DA-Code: Agent Data Science Code Generation Benchmark for Large Language Models

Yiming Huang,Jianwen Luo,Yan Yu,Yitong Zhang,Fangyu Lei,Yifan Wei,Shizhu He,Lifu Huang,Xiao Liu,Jun Zhao,Kang Liu
2024-10-11
Abstract:We introduce DA-Code, a code generation benchmark specifically designed to assess LLMs on agent-based data science tasks. This benchmark features three core elements: First, the tasks within DA-Code are inherently challenging, setting them apart from traditional code generation tasks and demanding advanced coding skills in grounding and planning. Second, examples in DA-Code are all based on real and diverse data, covering a wide range of complex data wrangling and analytics tasks. Third, to solve the tasks, the models must utilize complex data science programming languages, to perform intricate data processing and derive the answers. We set up the benchmark in a controllable and executable environment that aligns with real-world data analysis scenarios and is scalable. The annotators meticulously design the evaluation suite to ensure the accuracy and robustness of the evaluation. We develop the DA-Agent baseline. Experiments show that although the baseline performs better than other existing frameworks, using the current best LLMs achieves only 30.5% accuracy, leaving ample room for improvement. We release our benchmark at <a class="link-external link-https" href="https://da-code-bench.github.io" rel="external noopener nofollow">this https URL</a>.

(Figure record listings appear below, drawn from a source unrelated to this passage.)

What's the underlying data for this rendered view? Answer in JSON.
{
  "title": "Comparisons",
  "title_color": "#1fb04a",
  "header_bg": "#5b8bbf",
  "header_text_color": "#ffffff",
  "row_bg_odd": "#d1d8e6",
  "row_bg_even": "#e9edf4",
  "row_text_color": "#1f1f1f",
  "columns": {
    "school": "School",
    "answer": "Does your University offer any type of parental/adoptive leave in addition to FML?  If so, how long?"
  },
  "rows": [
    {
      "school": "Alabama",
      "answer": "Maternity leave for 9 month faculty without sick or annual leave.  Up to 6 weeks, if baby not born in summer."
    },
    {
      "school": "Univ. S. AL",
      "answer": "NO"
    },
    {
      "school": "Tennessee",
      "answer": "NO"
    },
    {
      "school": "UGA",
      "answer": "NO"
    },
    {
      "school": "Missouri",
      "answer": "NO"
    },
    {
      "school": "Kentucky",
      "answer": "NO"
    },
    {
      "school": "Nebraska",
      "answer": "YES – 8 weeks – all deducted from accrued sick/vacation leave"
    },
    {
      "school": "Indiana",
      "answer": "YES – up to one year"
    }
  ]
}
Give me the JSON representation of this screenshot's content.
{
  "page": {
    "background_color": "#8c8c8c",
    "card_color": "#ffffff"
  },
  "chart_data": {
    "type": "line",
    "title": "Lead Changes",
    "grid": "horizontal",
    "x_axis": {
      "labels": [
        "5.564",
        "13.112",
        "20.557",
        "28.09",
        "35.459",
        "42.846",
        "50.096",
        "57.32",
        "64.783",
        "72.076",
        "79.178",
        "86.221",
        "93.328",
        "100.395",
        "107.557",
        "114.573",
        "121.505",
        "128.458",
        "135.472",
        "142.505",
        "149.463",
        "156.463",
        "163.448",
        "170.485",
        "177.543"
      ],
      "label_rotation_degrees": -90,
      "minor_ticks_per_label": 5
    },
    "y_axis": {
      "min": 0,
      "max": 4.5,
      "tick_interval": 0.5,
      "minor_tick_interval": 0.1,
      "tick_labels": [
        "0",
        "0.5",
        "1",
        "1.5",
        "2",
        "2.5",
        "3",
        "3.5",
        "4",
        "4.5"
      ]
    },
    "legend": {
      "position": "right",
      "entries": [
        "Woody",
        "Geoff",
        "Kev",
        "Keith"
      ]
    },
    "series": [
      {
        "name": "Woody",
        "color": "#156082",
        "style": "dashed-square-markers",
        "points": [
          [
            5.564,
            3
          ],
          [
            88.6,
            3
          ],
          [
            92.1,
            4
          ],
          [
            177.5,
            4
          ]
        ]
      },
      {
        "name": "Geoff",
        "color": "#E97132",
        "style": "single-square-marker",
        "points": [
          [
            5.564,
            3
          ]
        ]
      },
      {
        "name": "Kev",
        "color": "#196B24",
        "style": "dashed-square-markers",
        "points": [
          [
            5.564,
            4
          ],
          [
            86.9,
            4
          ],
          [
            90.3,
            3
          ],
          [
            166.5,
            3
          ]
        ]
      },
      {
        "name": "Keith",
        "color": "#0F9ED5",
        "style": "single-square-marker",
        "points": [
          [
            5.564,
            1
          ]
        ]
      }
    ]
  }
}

Computation and Language,Artificial Intelligence
What problem does this paper attempt to address?
### Problems the Paper Aims to Solve This paper aims to address the issue of evaluating the capabilities of large language models (LLMs) in handling complex data science tasks. Specifically, the paper proposes a benchmark named **DA-Code**, designed to assess the performance of LLMs in agent-based data science tasks. #### Main Issues: 1. **Complex Task Challenges**: Existing code generation tasks are usually simpler, whereas the tasks in the DA-Code benchmark are more challenging, requiring advanced programming skills and planning abilities. 2. **Diversity of Real Data**: Data sources in existing benchmarks are often singular and not realistic, while DA-Code uses real and diverse data, covering a wide range of data processing and analysis tasks. 3. **Complex Programming Languages**: Tasks in existing benchmarks typically require only simple programming languages, whereas DA-Code requires models to use complex programming languages (such as Python, SQL, and Bash) to complete tasks. 4. **Autonomous Decision-Making Ability**: Existing models lack autonomous decision-making and planning abilities when handling complex data science tasks, and DA-Code aims to evaluate models in these aspects. ### Specific Goals: - **Design Complex Tasks**: Create a series of challenging data science tasks, covering data cleaning, machine learning, and exploratory data analysis. - **Use Real Data**: Ensure all tasks are based on real-world data, enhancing the authenticity and complexity of the tasks. - **Evaluate Complex Programming Abilities**: Require models to use multiple programming languages for complex data processing and analysis. - **Build a Controllable Environment**: Provide a controllable and executable environment that simulates real-world data analysis scenarios and is scalable. - **Develop an Evaluation System**: Design a detailed evaluation system to ensure the accuracy and robustness of the assessments. Through these goals, DA-Code hopes to advance the application of LLMs in the field of data science, enabling them to better handle complex tasks in the real world.